Back to working with Tony Gibson this weekend – talk about expectations you have of working with him.
“There won’t be a question of respect or lack of confidence with Tony Gibson because I know he’s been around to do it and knows exactly what has to happen at each type of track. Until now, I’ve felt like I’ve worn a mentor hat or wore a hat of helping the crew chief understand the pitfalls he was going to experience this year. I’ve enjoyed it. I was hoping to build a consistency, and that’s what we didn’t get done. Winning a race and getting in the Chase, that wasn’t all that the 41 car was here to do. It’s to be competitive week-in and week-out and have consistent shots at winning. I’d consider the year a success, but there are certain areas we can look at that we did what we wanted to, and there are certain areas that we looked at that we know we can do a better job.”

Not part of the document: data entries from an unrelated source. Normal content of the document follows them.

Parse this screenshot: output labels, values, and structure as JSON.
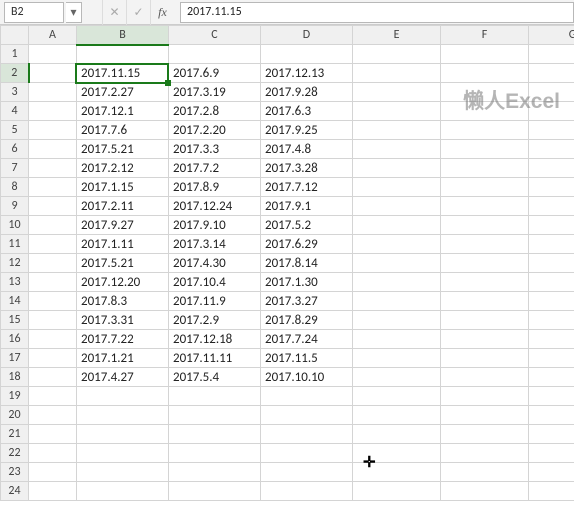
{
  "formula_bar": {
    "cell_ref": "B2",
    "cancel_icon": "✕",
    "confirm_icon": "✓",
    "fx_label": "fx",
    "value": "2017.11.15"
  },
  "columns": [
    "A",
    "B",
    "C",
    "D",
    "E",
    "F",
    "G"
  ],
  "row_headers": [
    1,
    2,
    3,
    4,
    5,
    6,
    7,
    8,
    9,
    10,
    11,
    12,
    13,
    14,
    15,
    16,
    17,
    18,
    19,
    20,
    21,
    22,
    23,
    24
  ],
  "active_cell": {
    "col": "B",
    "row": 2
  },
  "watermark": "懒人Excel",
  "chart_data": {
    "type": "table",
    "columns": [
      "B",
      "C",
      "D"
    ],
    "rows": [
      {
        "row": 2,
        "B": "2017.11.15",
        "C": "2017.6.9",
        "D": "2017.12.13"
      },
      {
        "row": 3,
        "B": "2017.2.27",
        "C": "2017.3.19",
        "D": "2017.9.28"
      },
      {
        "row": 4,
        "B": "2017.12.1",
        "C": "2017.2.8",
        "D": "2017.6.3"
      },
      {
        "row": 5,
        "B": "2017.7.6",
        "C": "2017.2.20",
        "D": "2017.9.25"
      },
      {
        "row": 6,
        "B": "2017.5.21",
        "C": "2017.3.3",
        "D": "2017.4.8"
      },
      {
        "row": 7,
        "B": "2017.2.12",
        "C": "2017.7.2",
        "D": "2017.3.28"
      },
      {
        "row": 8,
        "B": "2017.1.15",
        "C": "2017.8.9",
        "D": "2017.7.12"
      },
      {
        "row": 9,
        "B": "2017.2.11",
        "C": "2017.12.24",
        "D": "2017.9.1"
      },
      {
        "row": 10,
        "B": "2017.9.27",
        "C": "2017.9.10",
        "D": "2017.5.2"
      },
      {
        "row": 11,
        "B": "2017.1.11",
        "C": "2017.3.14",
        "D": "2017.6.29"
      },
      {
        "row": 12,
        "B": "2017.5.21",
        "C": "2017.4.30",
        "D": "2017.8.14"
      },
      {
        "row": 13,
        "B": "2017.12.20",
        "C": "2017.10.4",
        "D": "2017.1.30"
      },
      {
        "row": 14,
        "B": "2017.8.3",
        "C": "2017.11.9",
        "D": "2017.3.27"
      },
      {
        "row": 15,
        "B": "2017.3.31",
        "C": "2017.2.9",
        "D": "2017.8.29"
      },
      {
        "row": 16,
        "B": "2017.7.22",
        "C": "2017.12.18",
        "D": "2017.7.24"
      },
      {
        "row": 17,
        "B": "2017.1.21",
        "C": "2017.11.11",
        "D": "2017.11.5"
      },
      {
        "row": 18,
        "B": "2017.4.27",
        "C": "2017.5.4",
        "D": "2017.10.10"
      }
    ]
  }
}
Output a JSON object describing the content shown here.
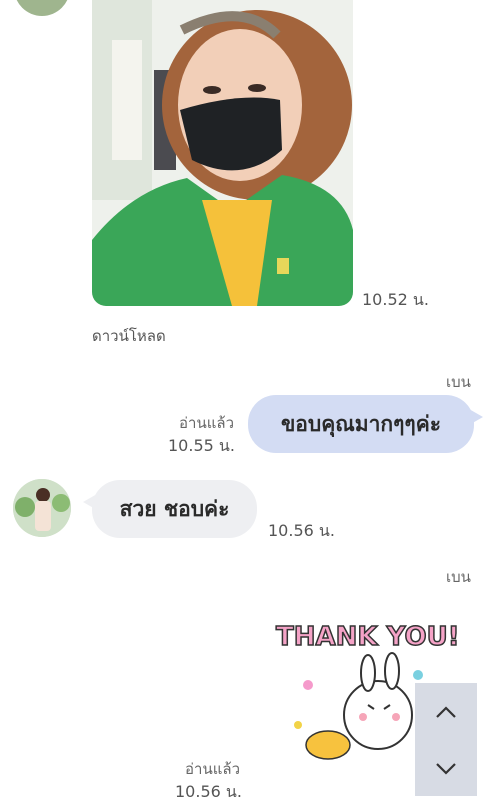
{
  "messages": {
    "photo": {
      "time": "10.52 น.",
      "download_label": "ดาวน์โหลด"
    },
    "outgoing_1": {
      "sender": "เบน",
      "read": "อ่านแล้ว",
      "time": "10.55 น.",
      "text": "ขอบคุณมากๆๆค่ะ"
    },
    "incoming_1": {
      "text": "สวย ชอบค่ะ",
      "time": "10.56 น."
    },
    "outgoing_2": {
      "sender": "เบน",
      "read": "อ่านแล้ว",
      "time": "10.56 น.",
      "sticker_text": "THANK YOU!"
    }
  },
  "scroll": {
    "up_icon": "chevron-up-icon",
    "down_icon": "chevron-down-icon"
  },
  "colors": {
    "bubble_out": "#d3dcf3",
    "bubble_in": "#eeeff2",
    "background": "#ffffff"
  }
}
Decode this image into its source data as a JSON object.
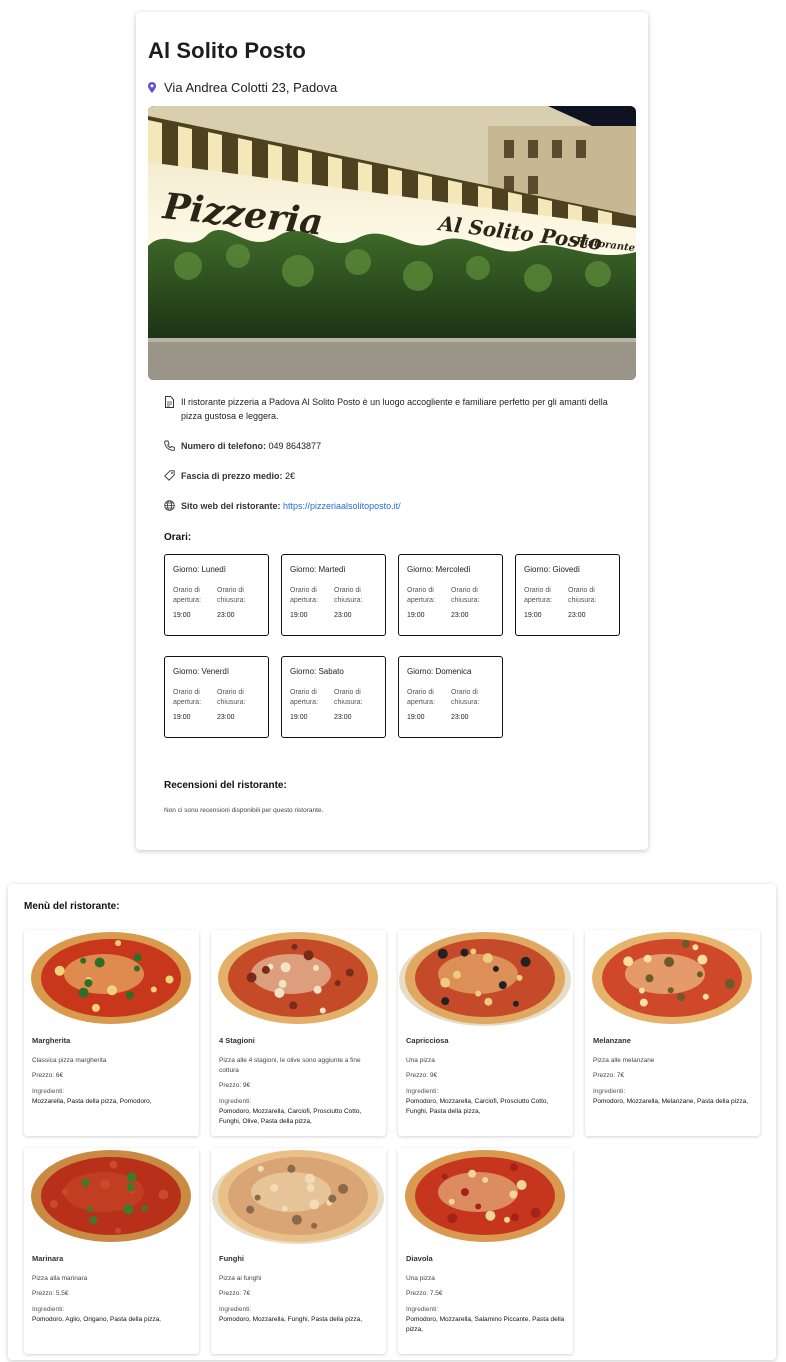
{
  "restaurant": {
    "name": "Al Solito Posto",
    "address": "Via Andrea Colotti 23, Padova",
    "hero_sign_main": "Pizzeria",
    "hero_sign_name": "Al Solito Posto",
    "hero_sign_sub": "Ristorante",
    "description": "Il ristorante pizzeria a Padova Al Solito Posto è un luogo accogliente e familiare perfetto per gli amanti della pizza gustosa e leggera.",
    "phone_label": "Numero di telefono:",
    "phone": "049 8643877",
    "price_label": "Fascia di prezzo medio:",
    "price": "2€",
    "website_label": "Sito web del ristorante:",
    "website": "https://pizzeriaalsolitoposto.it/"
  },
  "hours": {
    "title": "Orari:",
    "open_label_1": "Orario di",
    "open_label_2": "apertura:",
    "close_label_1": "Orario di",
    "close_label_2": "chiusura:",
    "days": [
      {
        "day": "Giorno: Lunedì",
        "open": "19:00",
        "close": "23:00"
      },
      {
        "day": "Giorno: Martedì",
        "open": "19:00",
        "close": "23:00"
      },
      {
        "day": "Giorno: Mercoledì",
        "open": "19:00",
        "close": "23:00"
      },
      {
        "day": "Giorno: Giovedì",
        "open": "19:00",
        "close": "23:00"
      },
      {
        "day": "Giorno: Venerdì",
        "open": "19:00",
        "close": "23:00"
      },
      {
        "day": "Giorno: Sabato",
        "open": "19:00",
        "close": "23:00"
      },
      {
        "day": "Giorno: Domenica",
        "open": "19:00",
        "close": "23:00"
      }
    ]
  },
  "reviews": {
    "title": "Recensioni del ristorante:",
    "empty": "Non ci sono recensioni disponibili per questo ristorante."
  },
  "menu": {
    "title": "Menù del ristorante:",
    "ingredients_label": "Ingredienti:",
    "items": [
      {
        "name": "Margherita",
        "desc": "Classica pizza margherita",
        "price": "Prezzo: 6€",
        "ingredients": "Mozzarella, Pasta della pizza, Pomodoro,"
      },
      {
        "name": "4 Stagioni",
        "desc": "Pizza alle 4 stagioni, le olive sono aggiunte a fine cottura",
        "price": "Prezzo: 9€",
        "ingredients": "Pomodoro, Mozzarella, Carciofi, Prosciutto Cotto, Funghi, Olive, Pasta della pizza,"
      },
      {
        "name": "Capricciosa",
        "desc": "Una pizza",
        "price": "Prezzo: 9€",
        "ingredients": "Pomodoro, Mozzarella, Carciofi, Prosciutto Cotto, Funghi, Pasta della pizza,"
      },
      {
        "name": "Melanzane",
        "desc": "Pizza alle melanzane",
        "price": "Prezzo: 7€",
        "ingredients": "Pomodoro, Mozzarella, Melanzane, Pasta della pizza,"
      },
      {
        "name": "Marinara",
        "desc": "Pizza alla marinara",
        "price": "Prezzo: 5.5€",
        "ingredients": "Pomodoro, Aglio, Origano, Pasta della pizza,"
      },
      {
        "name": "Funghi",
        "desc": "Pizza ai funghi",
        "price": "Prezzo: 7€",
        "ingredients": "Pomodoro, Mozzarella, Funghi, Pasta della pizza,"
      },
      {
        "name": "Diavola",
        "desc": "Una pizza",
        "price": "Prezzo: 7.5€",
        "ingredients": "Pomodoro, Mozzarella, Salamino Piccante, Pasta della pizza,"
      }
    ]
  },
  "colors": {
    "accent_link": "#2a6bd8",
    "pin": "#5b4fd6"
  }
}
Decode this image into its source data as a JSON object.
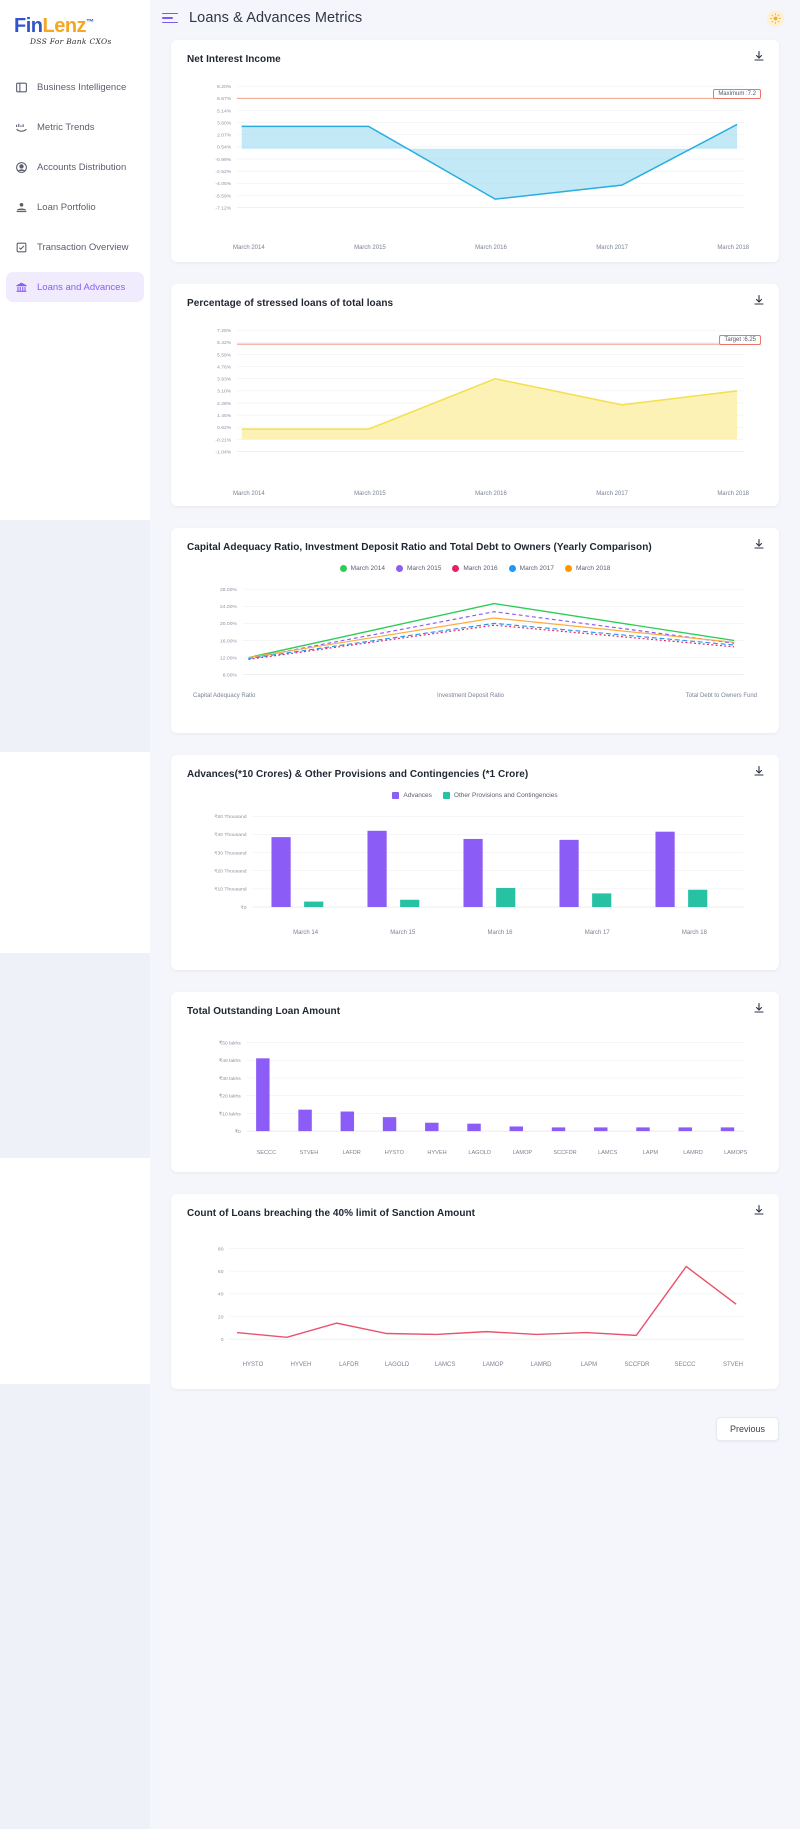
{
  "brand": {
    "part1": "Fin",
    "part2": "Lenz",
    "tm": "™",
    "tagline": "DSS For Bank CXOs"
  },
  "sidebar": {
    "items": [
      {
        "label": "Business Intelligence",
        "icon": "layout-icon",
        "active": false
      },
      {
        "label": "Metric Trends",
        "icon": "trend-icon",
        "active": false
      },
      {
        "label": "Accounts Distribution",
        "icon": "user-circle-icon",
        "active": false
      },
      {
        "label": "Loan Portfolio",
        "icon": "hand-coin-icon",
        "active": false
      },
      {
        "label": "Transaction Overview",
        "icon": "checklist-icon",
        "active": false
      },
      {
        "label": "Loans and Advances",
        "icon": "bank-icon",
        "active": true
      }
    ]
  },
  "header": {
    "title": "Loans & Advances Metrics",
    "menu_icon": "hamburger-icon",
    "theme_icon": "sun-icon"
  },
  "footer": {
    "previous_label": "Previous"
  },
  "colors": {
    "accent": "#8b5cf6",
    "brand_blue": "#3355c9",
    "brand_orange": "#f5a623",
    "net_interest_line": "#29aee0",
    "net_interest_fill": "#a8e2f5",
    "stressed_line": "#f5e35a",
    "stressed_fill": "#fcf5b8",
    "threshold_line": "#f08c7a",
    "advances": "#8b5cf6",
    "provisions": "#26c2a3",
    "outstanding": "#8b5cf6",
    "breach_line": "#e8536d"
  },
  "charts": [
    {
      "id": "net-interest-income",
      "title": "Net Interest Income",
      "download_icon": "download-icon",
      "chart_data": {
        "type": "area",
        "title": "Net Interest Income",
        "categories": [
          "March 2014",
          "March 2015",
          "March 2016",
          "March 2017",
          "March 2018"
        ],
        "values": [
          3.2,
          3.2,
          -5.9,
          -4.2,
          3.0
        ],
        "ylabel": "",
        "xlabel": "",
        "ytick_labels": [
          "8.20%",
          "6.67%",
          "5.14%",
          "3.60%",
          "2.07%",
          "0.54%",
          "-0.99%",
          "-2.52%",
          "-4.05%",
          "-5.59%",
          "-7.12%"
        ],
        "ylim": [
          -7.12,
          8.2
        ],
        "grid": true,
        "annotation": {
          "label": "Maximum :7.2",
          "value": 6.67,
          "color": "#f08c7a"
        }
      }
    },
    {
      "id": "percentage-stressed-loans",
      "title": "Percentage of stressed loans of total loans",
      "download_icon": "download-icon",
      "chart_data": {
        "type": "area",
        "title": "Percentage of stressed loans of total loans",
        "categories": [
          "March 2014",
          "March 2015",
          "March 2016",
          "March 2017",
          "March 2018"
        ],
        "values": [
          0.62,
          0.62,
          3.93,
          2.28,
          3.1
        ],
        "ylabel": "",
        "xlabel": "",
        "ytick_labels": [
          "7.25%",
          "6.42%",
          "5.59%",
          "4.76%",
          "3.93%",
          "3.10%",
          "2.28%",
          "1.45%",
          "0.62%",
          "-0.21%",
          "-1.04%"
        ],
        "ylim": [
          -1.04,
          7.25
        ],
        "grid": true,
        "annotation": {
          "label": "Target :6.25",
          "value": 6.25,
          "color": "#f08c7a"
        }
      }
    },
    {
      "id": "capital-adequacy-comparison",
      "title": "Capital Adequacy Ratio, Investment Deposit Ratio and Total Debt to Owners (Yearly Comparison)",
      "download_icon": "download-icon",
      "chart_data": {
        "type": "line",
        "title": "Capital Adequacy Ratio, Investment Deposit Ratio and Total Debt to Owners (Yearly Comparison)",
        "categories": [
          "Capital Adequacy Ratio",
          "Investment Deposit Ratio",
          "Total Debt to Owners Fund"
        ],
        "ytick_labels": [
          "28.00%",
          "24.00%",
          "20.00%",
          "16.00%",
          "12.00%",
          "8.00%"
        ],
        "ylim": [
          8,
          28
        ],
        "grid": true,
        "legend_position": "top",
        "series": [
          {
            "name": "March 2014",
            "color": "#2ecc55",
            "values": [
              12.4,
              24.6,
              16.0
            ]
          },
          {
            "name": "March 2015",
            "color": "#8b5cf6",
            "values": [
              12.2,
              22.8,
              15.4
            ]
          },
          {
            "name": "March 2016",
            "color": "#e91e63",
            "values": [
              12.0,
              19.6,
              14.6
            ]
          },
          {
            "name": "March 2017",
            "color": "#2196f3",
            "values": [
              12.3,
              20.0,
              15.0
            ]
          },
          {
            "name": "March 2018",
            "color": "#ff9800",
            "values": [
              12.5,
              21.2,
              15.8
            ]
          }
        ]
      }
    },
    {
      "id": "advances-provisions",
      "title": "Advances(*10 Crores) & Other Provisions and Contingencies (*1 Crore)",
      "download_icon": "download-icon",
      "chart_data": {
        "type": "bar",
        "title": "Advances(*10 Crores) & Other Provisions and Contingencies (*1 Crore)",
        "categories": [
          "March 14",
          "March 15",
          "March 16",
          "March 17",
          "March 18"
        ],
        "ytick_labels": [
          "₹50 Thousand",
          "₹40 Thousand",
          "₹30 Thousand",
          "₹20 Thousand",
          "₹10 Thousand",
          "₹0"
        ],
        "ylim": [
          0,
          50000
        ],
        "grid": true,
        "legend_position": "top",
        "series": [
          {
            "name": "Advances",
            "color": "#8b5cf6",
            "values": [
              38500,
              42000,
              37500,
              37000,
              41500
            ]
          },
          {
            "name": "Other Provisions and Contingencies",
            "color": "#26c2a3",
            "values": [
              1600,
              2200,
              10500,
              7500,
              9500
            ]
          }
        ]
      }
    },
    {
      "id": "total-outstanding-loan-amount",
      "title": "Total Outstanding Loan Amount",
      "download_icon": "download-icon",
      "chart_data": {
        "type": "bar",
        "title": "Total Outstanding Loan Amount",
        "categories": [
          "SECCC",
          "STVEH",
          "LAFDR",
          "HYSTO",
          "HYVEH",
          "LAGOLD",
          "LAMOP",
          "SCCFDR",
          "LAMCS",
          "LAPM",
          "LAMRD",
          "LAMOPS"
        ],
        "ytick_labels": [
          "₹50 lakhs",
          "₹40 lakhs",
          "₹30 lakhs",
          "₹20 lakhs",
          "₹10 lakhs",
          "₹0"
        ],
        "ylim": [
          0,
          50
        ],
        "grid": true,
        "values": [
          41,
          12,
          11,
          8,
          5,
          4.5,
          3,
          2,
          2,
          2,
          2,
          2
        ],
        "color": "#8b5cf6"
      }
    },
    {
      "id": "loans-breaching-limit",
      "title": "Count of Loans breaching the 40% limit of Sanction Amount",
      "download_icon": "download-icon",
      "chart_data": {
        "type": "line",
        "title": "Count of Loans breaching the 40% limit of Sanction Amount",
        "categories": [
          "HYSTO",
          "HYVEH",
          "LAFDR",
          "LAGOLD",
          "LAMCS",
          "LAMOP",
          "LAMRD",
          "LAPM",
          "SCCFDR",
          "SECCC",
          "STVEH"
        ],
        "ytick_labels": [
          "80",
          "60",
          "40",
          "20",
          "0"
        ],
        "ylim": [
          0,
          80
        ],
        "grid": true,
        "values": [
          6,
          2,
          14,
          5,
          4,
          7,
          4,
          6,
          3,
          64,
          31
        ],
        "color": "#e8536d"
      }
    }
  ]
}
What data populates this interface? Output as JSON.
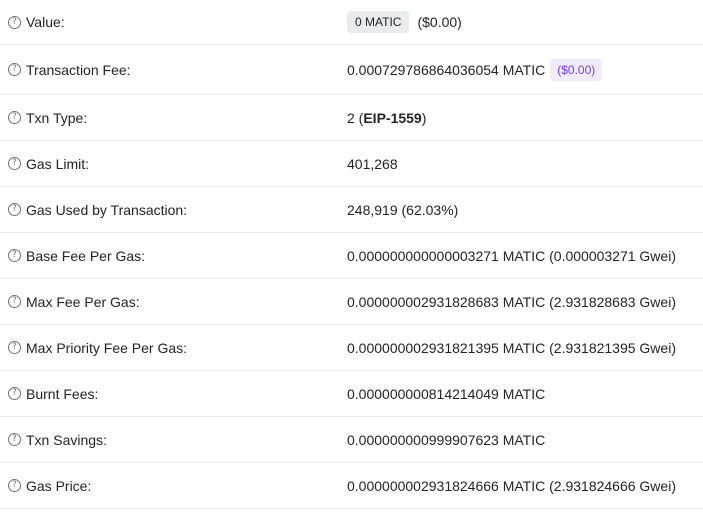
{
  "rows": {
    "value": {
      "label": "Value:",
      "amount": "0 MATIC",
      "usd": "($0.00)"
    },
    "fee": {
      "label": "Transaction Fee:",
      "amount": "0.000729786864036054 MATIC",
      "usd": "($0.00)"
    },
    "txn_type": {
      "label": "Txn Type:",
      "prefix": "2 (",
      "type_name": "EIP-1559",
      "suffix": ")"
    },
    "gas_limit": {
      "label": "Gas Limit:",
      "amount": "401,268"
    },
    "gas_used": {
      "label": "Gas Used by Transaction:",
      "amount": "248,919 (62.03%)"
    },
    "base_fee": {
      "label": "Base Fee Per Gas:",
      "amount": "0.000000000000003271 MATIC (0.000003271 Gwei)"
    },
    "max_fee": {
      "label": "Max Fee Per Gas:",
      "amount": "0.000000002931828683 MATIC (2.931828683 Gwei)"
    },
    "max_priority": {
      "label": "Max Priority Fee Per Gas:",
      "amount": "0.000000002931821395 MATIC (2.931821395 Gwei)"
    },
    "burnt": {
      "label": "Burnt Fees:",
      "amount": "0.000000000814214049 MATIC"
    },
    "savings": {
      "label": "Txn Savings:",
      "amount": "0.000000000999907623 MATIC"
    },
    "gas_price": {
      "label": "Gas Price:",
      "amount": "0.000000002931824666 MATIC (2.931824666 Gwei)"
    }
  },
  "icons": {
    "help": "question-circle-icon",
    "help_glyph": "?"
  },
  "colors": {
    "accent": "#7b3fe4",
    "pill_bg": "#e9ecef",
    "border": "#e9ecef"
  }
}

Why make this change now rather than finish out the season and start fresh for 2015?
“With the testing ban that’s being imposed for 2015, it makes sense for us to make this change now and get ahead of that. While there will be numerous rule changes that will change many facets of the package that we’ll have to race with next season, making this change now gives myself and Danica a couple of weeks to get a baseline established with our new teams. Making this move beginning at Texas will help myself and Tony Gibson establish a good sense of communication – for me to be able to communicate to him what I need out of my racecar, and for him to be able to anticipate the direction to go with changes.”